Les gilets jaunes étaient plus surveillés que l’assassin de Conflans-Sainte-Honorine

Le président de la République et les ministres rivalisent de formules martiales et de coups de menton depuis vendredi. S’agirait-il d’allumer des contrefeux ?

Emmanuel Macron l'a martelé : « Ils ne passeront pas », « La peur va changer de camp. Les islamistes ne doivent pas pouvoir dormir tranquilles dans notre pays. » Gérald Darmanin a immédiatement renchéri : « Pas une minute de répit pour les ennemis de la République ».

M. Macron n'entend pas se laisser dépasser par l’extrême-droite et la droite extrême après lesquels il ne cesse de courir depuis trois ans. Mais cette course à l’échalote nauséabonde, c'est surtout de la « poudre de perlimpinpin » destinée à masquer les failles des services de l’État placés sous son autorité.

Si l’assassin du professeur de Conflans était en effet inconnu des services de renseignement, ce n’était pourtant pas faute d’avoir été très actif sur Twitter (plus de 700 tweets en 4 mois) et d’y avoir laissé libre cours à son fanatisme (voir ici). A tel point que son compte avait fait l’objet d’un signalement à la plateforme Pharos dès le 30 juillet.

L'auteur de l'attaque à la machette qui a blessé le mois dernier deux personnes près des anciens locaux de Charlie Hebdo était lui aussi inconnu des services de renseignement (voir ici). M. Darmanin peut bien expliquer que plus d'une trentaine de projets d'attentats auraient été déjoués depuis 2017 (ce que personne ne peut évidemment vérifier), deux attentats en moins d'un mois dont les auteurs sont passés sous le radar de nos fins limiers des services, cela ne passe pas inaperçu et explique la fébrilité de l'exécutif.

Sans lien avec ces deux attentats, Marianne révèle par ailleurs dans cet article cette information troublante : le directeur du renseignement territorial des Yvelines a été limogé en 2019 par le préfet du département. Pour son inefficacité dans la surveillance des milieux islamistes ? Non, bien au contraire : parce que son action gênait certains élus locaux et notamment le président du Conseil Départemental Pierre Bédier, lequel s’arrange avec quelques groupes islamistes de Mantes-la-Jolie en échange de leur soutien électoral… Condamné pour corruption en 2009, Pierre Bédier est un élu LR qui pourrait être un allié potentiel pour Macron lors des départementales de 2021 car il est à couteaux tirés avec Valérie Pécresse.

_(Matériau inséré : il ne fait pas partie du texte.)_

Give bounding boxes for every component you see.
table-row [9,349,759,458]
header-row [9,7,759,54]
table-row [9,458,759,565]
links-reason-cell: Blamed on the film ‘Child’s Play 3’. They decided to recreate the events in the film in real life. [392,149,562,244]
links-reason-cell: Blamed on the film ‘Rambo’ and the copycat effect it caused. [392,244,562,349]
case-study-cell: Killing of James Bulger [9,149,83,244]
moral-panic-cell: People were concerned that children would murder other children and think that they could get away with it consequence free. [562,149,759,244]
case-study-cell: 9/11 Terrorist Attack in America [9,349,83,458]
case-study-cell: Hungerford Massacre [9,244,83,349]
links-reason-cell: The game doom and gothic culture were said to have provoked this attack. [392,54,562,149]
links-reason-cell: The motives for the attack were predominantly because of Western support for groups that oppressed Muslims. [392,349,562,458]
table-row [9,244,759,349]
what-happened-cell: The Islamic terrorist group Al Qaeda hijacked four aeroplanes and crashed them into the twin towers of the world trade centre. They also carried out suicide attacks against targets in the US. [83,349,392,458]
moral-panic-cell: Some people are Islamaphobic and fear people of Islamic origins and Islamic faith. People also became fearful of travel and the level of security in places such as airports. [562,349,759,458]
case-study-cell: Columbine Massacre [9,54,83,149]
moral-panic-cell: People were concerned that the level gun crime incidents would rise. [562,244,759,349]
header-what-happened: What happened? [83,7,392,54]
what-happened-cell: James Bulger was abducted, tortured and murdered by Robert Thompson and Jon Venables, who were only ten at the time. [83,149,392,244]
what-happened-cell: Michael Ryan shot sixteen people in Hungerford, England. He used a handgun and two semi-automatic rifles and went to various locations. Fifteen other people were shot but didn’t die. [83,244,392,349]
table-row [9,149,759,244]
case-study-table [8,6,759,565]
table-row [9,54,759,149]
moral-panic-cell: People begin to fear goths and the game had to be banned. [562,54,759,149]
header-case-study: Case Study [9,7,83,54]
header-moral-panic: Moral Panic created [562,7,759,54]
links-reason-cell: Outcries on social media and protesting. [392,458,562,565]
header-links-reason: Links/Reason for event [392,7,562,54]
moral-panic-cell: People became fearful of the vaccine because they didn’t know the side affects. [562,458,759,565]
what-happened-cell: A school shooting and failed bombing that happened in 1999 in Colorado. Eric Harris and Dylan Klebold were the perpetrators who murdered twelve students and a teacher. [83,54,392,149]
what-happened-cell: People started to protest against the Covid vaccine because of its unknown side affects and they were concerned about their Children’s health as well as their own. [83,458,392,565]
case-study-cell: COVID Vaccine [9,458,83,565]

Les services de renseignement sont-ils donc incompétents ou entravés dans leur action ou bien les deux mon capitaine ? Ils étaient pourtant d’une redoutable efficacité quand ils traquaient les gilets jaunes sur Facebook afin de savoir à quel endroit ils allaient manifester ou quel rond-point ils allaient occuper. De même, il n’avait fallu que cinq jours à la police pour retrouver le couple qui avait piqué quelques couverts au Fouquet’s en mars 2019 (voir ici). Enfin, s’agissant des dangereux militants d'ANV-COP21 qui décrochaient les portraits de M. Macron dans les mairies, la direction de la gendarmerie nationale avait donné des instructions pour que le Bureau de la lutte antiterroriste soit partie prenante à l’enquête (voir ici).

Le 15 juillet 2019, au sortir du mouvement des gilets jaunes, la Coordination Nationale du Renseignement et de la Lutte contre le Terrorisme (CNRLT), organisme rattaché à la présidence de la République, publiait une « feuille de route » pour les services de renseignement dans laquelle on pouvait lire ceci (voir ici) : « L’anticipation, l’analyse et le suivi des mouvements sociaux et crises de société par les services  de  Renseignement  constituent  une  priorité. » Pierre Bousquet de Florian, qui dirigeait cet organisme jusqu'en juillet 2020, a depuis été nommé directeur de cabinet de ... Gérald Darmanin (voir ici). Et Laurent Nuñez, ex-secrétaire d’État à l'Intérieur, lui a succédé à la tête de la CNRLT (voir ici).

Tout ce petit monde est donc bien placé pour évaluer les remarquables résultats des priorités qu'ils avaient définies l'année dernière avec leur patron. Car lorsqu’on leur désigne les vrais « ennemis de l’intérieur », c'est-à-dire ceux qui s’opposent à la politique de classe de M. Macron, les services de renseignement ont démontré qu'ils savaient les surveiller efficacement.